Hasta la aparición del libro, podríamos decir, y ya que soy yo el narrador lo diré, que el bombazo de la noche había sido, (en la puerta La Revuelta) el título de “A la izquierda de la amante” como futuro proyecto de composición del extraordinario músico que nos acompañaba aquellas horas. El método por el que habíamos llegado a semejante hito de la genialidad contenía en su receta algunos ingredientes muy importantes de raíz, que el navarro que ejercía como tal, en la congregación, había introducido desde temprano durante las primeras hostilidades de la conversación.
Nada de aquella noche pudiera tildarse de convencional. Quizás estaba yo muy ebrio, pero dos burgalesas se estuvieron quejando del frío de Madrid sobre la acera de Argumosa, y la verdad me pareció un hecho atípico, pero sin duda, fue muy bonito volver a poder conversar con gente de Castilla, que al final, son los que verdaderamente saben de la Edad Media.
Mientras que “A la izquierda de la amante”, injustamente o no, fue tachada de antiespañola, se perfilaba como la gran vencedora de la noche. Sin embargo, la aparición del libro vino a opacar un tanto su relevancia histórica. Creo sinceramente, que hubo algo de revancha subconsciente en lo que pasó a continuación, pero no daremos cuenta del psicoanálisis hoy. Todo esto, aunque no constituyó ni mucho menos el climax de la noche, si supuso un importante punto de inflexión.
Como dos ejecutores, dos asesinos a punto de cometer un crimen, dos terroristas a punto de volar La Moncloa, no sé quién de los dos lo propuso, pero Lutxo y yo, los dos dispusimos quemar el libro en plena calle. Yo lo sostuve y Lutxo acercó la llama del Clipper desde abajo. Pese al considerable grosor de aquel volumen, en unos pocos segundos, las llamas comenzaron a coger una fuerza destructora considerable. Como yo sostenía al sentenciado, en un momento dado, me arrepentí, no supe ser verdugo y lo solté a la calle mojada, que rápidamente contuvo aquel incendio de marcado corte antisemita.
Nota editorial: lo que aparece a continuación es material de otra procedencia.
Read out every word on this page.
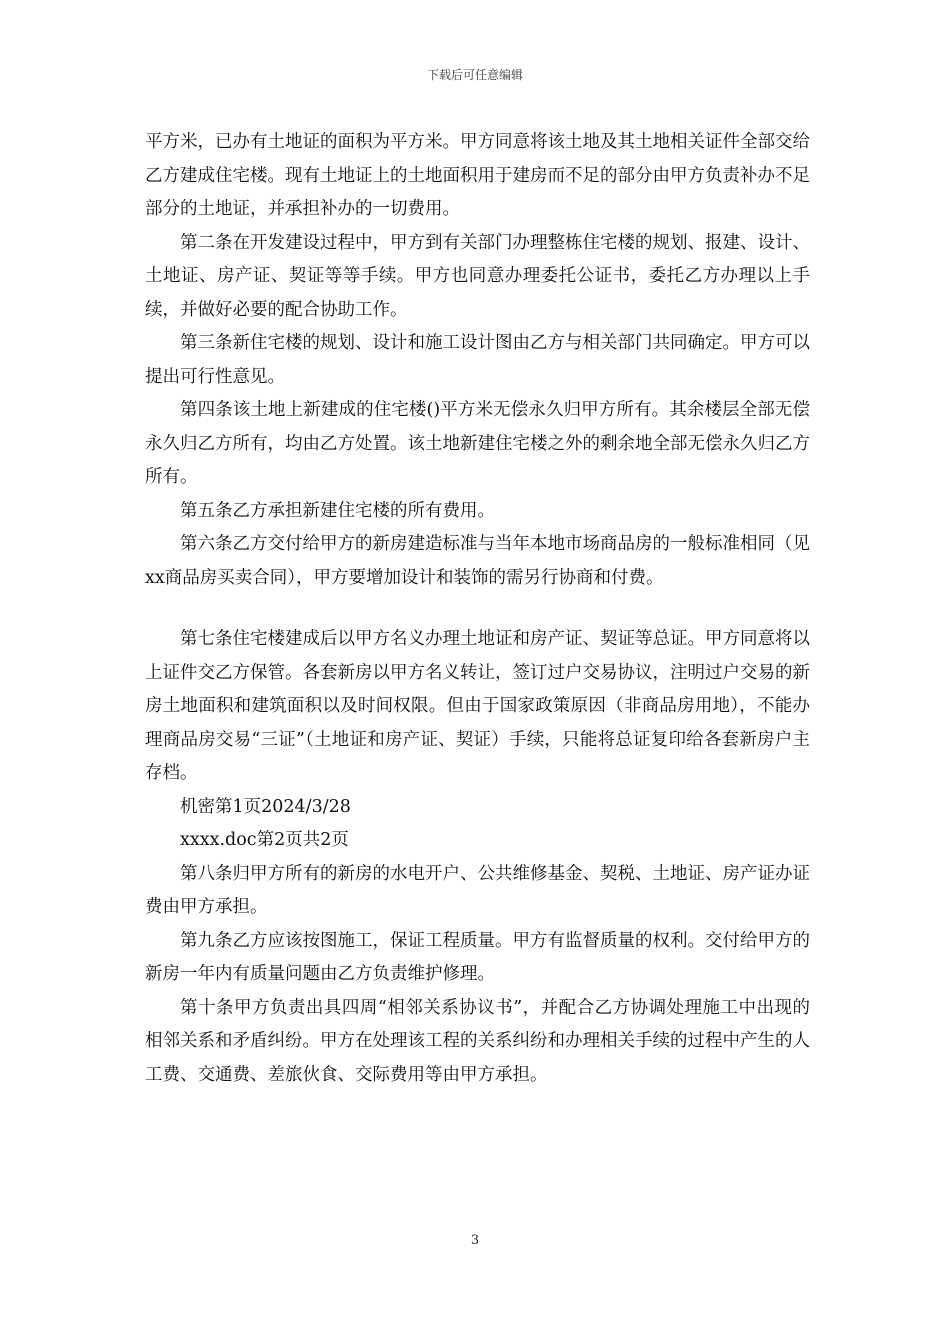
下载后可任意编辑

平方米，已办有土地证的面积为平方米。甲方同意将该土地及其土地相关证件全部交给乙方建成住宅楼。现有土地证上的土地面积用于建房而不足的部分由甲方负责补办不足部分的土地证，并承担补办的一切费用。

第二条在开发建设过程中，甲方到有关部门办理整栋住宅楼的规划、报建、设计、土地证、房产证、契证等等手续。甲方也同意办理委托公证书，委托乙方办理以上手续，并做好必要的配合协助工作。

第三条新住宅楼的规划、设计和施工设计图由乙方与相关部门共同确定。甲方可以提出可行性意见。

第四条该土地上新建成的住宅楼()平方米无偿永久归甲方所有。其余楼层全部无偿永久归乙方所有，均由乙方处置。该土地新建住宅楼之外的剩余地全部无偿永久归乙方所有。

第五条乙方承担新建住宅楼的所有费用。

第六条乙方交付给甲方的新房建造标准与当年本地市场商品房的一般标准相同（见xx商品房买卖合同），甲方要增加设计和装饰的需另行协商和付费。

第七条住宅楼建成后以甲方名义办理土地证和房产证、契证等总证。甲方同意将以上证件交乙方保管。各套新房以甲方名义转让，签订过户交易协议，注明过户交易的新房土地面积和建筑面积以及时间权限。但由于国家政策原因（非商品房用地），不能办理商品房交易“三证”（土地证和房产证、契证）手续，只能将总证复印给各套新房户主存档。

机密第1页2024/3/28

xxxx.doc第2页共2页

第八条归甲方所有的新房的水电开户、公共维修基金、契税、土地证、房产证办证费由甲方承担。

第九条乙方应该按图施工，保证工程质量。甲方有监督质量的权利。交付给甲方的新房一年内有质量问题由乙方负责维护修理。

第十条甲方负责出具四周“相邻关系协议书”，并配合乙方协调处理施工中出现的相邻关系和矛盾纠纷。甲方在处理该工程的关系纠纷和办理相关手续的过程中产生的人工费、交通费、差旅伙食、交际费用等由甲方承担。

3
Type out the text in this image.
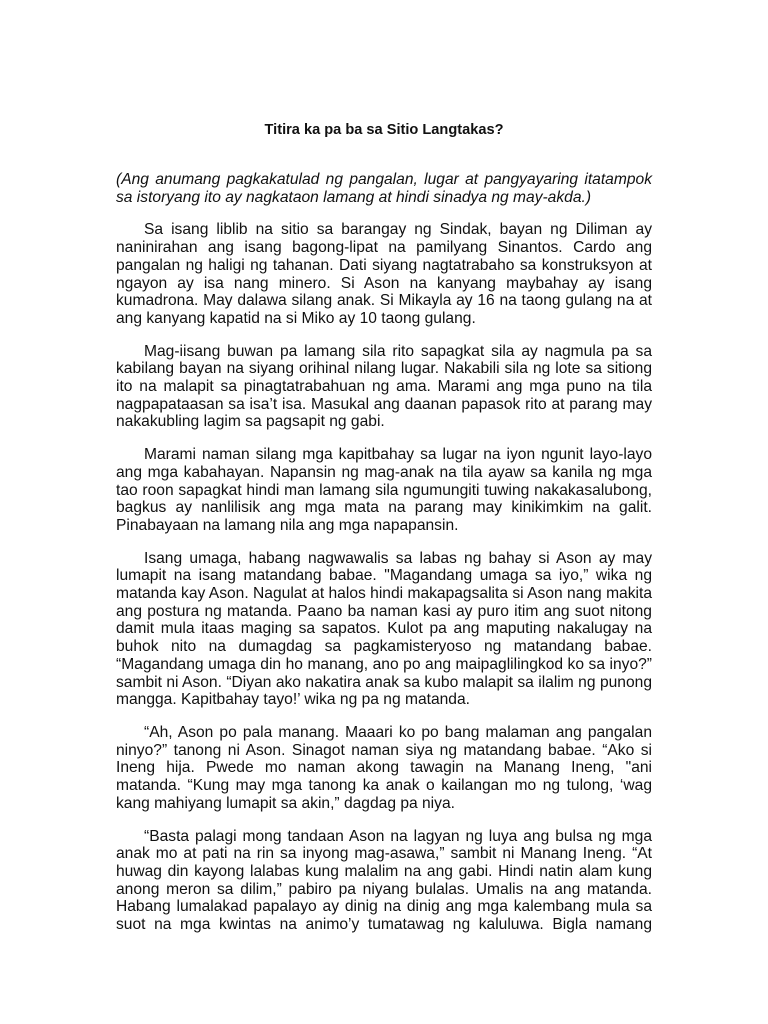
Titira ka pa ba sa Sitio Langtakas?

(Ang anumang pagkakatulad ng pangalan, lugar at pangyayaring itatampok sa istoryang ito ay nagkataon lamang at hindi sinadya ng may-akda.)

Sa isang liblib na sitio sa barangay ng Sindak, bayan ng Diliman ay naninirahan ang isang bagong-lipat na pamilyang Sinantos. Cardo ang pangalan ng haligi ng tahanan. Dati siyang nagtatrabaho sa konstruksyon at ngayon ay isa nang minero. Si Ason na kanyang maybahay ay isang kumadrona. May dalawa silang anak. Si Mikayla ay 16 na taong gulang na at ang kanyang kapatid na si Miko ay 10 taong gulang.

Mag-iisang buwan pa lamang sila rito sapagkat sila ay nagmula pa sa kabilang bayan na siyang orihinal nilang lugar. Nakabili sila ng lote sa sitiong ito na malapit sa pinagtatrabahuan ng ama. Marami ang mga puno na tila nagpapataasan sa isa’t isa. Masukal ang daanan papasok rito at parang may nakakubling lagim sa pagsapit ng gabi.

Marami naman silang mga kapitbahay sa lugar na iyon ngunit layo-layo ang mga kabahayan. Napansin ng mag-anak na tila ayaw sa kanila ng mga tao roon sapagkat hindi man lamang sila ngumungiti tuwing nakakasalubong, bagkus ay nanlilisik ang mga mata na parang may kinikimkim na galit. Pinabayaan na lamang nila ang mga napapansin.

Isang umaga, habang nagwawalis sa labas ng bahay si Ason ay may lumapit na isang matandang babae. "Magandang umaga sa iyo,” wika ng matanda kay Ason. Nagulat at halos hindi makapagsalita si Ason nang makita ang postura ng matanda. Paano ba naman kasi ay puro itim ang suot nitong damit mula itaas maging sa sapatos. Kulot pa ang maputing nakalugay na buhok nito na dumagdag sa pagkamisteryoso ng matandang babae. “Magandang umaga din ho manang, ano po ang maipaglilingkod ko sa inyo?” sambit ni Ason. “Diyan ako nakatira anak sa kubo malapit sa ilalim ng punong mangga. Kapitbahay tayo!’ wika ng pa ng matanda.

“Ah, Ason po pala manang. Maaari ko po bang malaman ang pangalan ninyo?” tanong ni Ason. Sinagot naman siya ng matandang babae. “Ako si Ineng hija. Pwede mo naman akong tawagin na Manang Ineng, "ani matanda. “Kung may mga tanong ka anak o kailangan mo ng tulong, ‘wag kang mahiyang lumapit sa akin,” dagdag pa niya.

“Basta palagi mong tandaan Ason na lagyan ng luya ang bulsa ng mga anak mo at pati na rin sa inyong mag-asawa,” sambit ni Manang Ineng. “At huwag din kayong lalabas kung malalim na ang gabi. Hindi natin alam kung anong meron sa dilim,” pabiro pa niyang bulalas. Umalis na ang matanda. Habang lumalakad papalayo ay dinig na dinig ang mga kalembang mula sa suot na mga kwintas na animo’y tumatawag ng kaluluwa. Bigla namang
Un profundo sentimiento de culpa nos invadió. Lo que vino después fue lo más parecido que he conocido nunca a crear una religión. Nos arrepentimos, y de aquella culpa nació la más hermosa de las creencias, apoyada en la urgencia de las pocas horas que nos quedaban juntos. Predicamos, fuimos injuriados y perseguidos lo que nos quedó de aquel pedazo de historia. Entre las páginas quemadas encontramos sabiduría, conciencia y eterna gratitud por una amistad tan verdadera como era la nuestra. Finalmente fuimos a La Huelga, y allí no vacilamos en extender nuestro nuevo credo entre infieles y devotos de la noche. Nos detuvimos frente a un poster de Ho Chi Minn. Cantamos, bebimos y rezamos en un acto de descarnada comunión. Ya nunca más podríamos ser Concejales de cultura del Ayuntamiento de Madrid.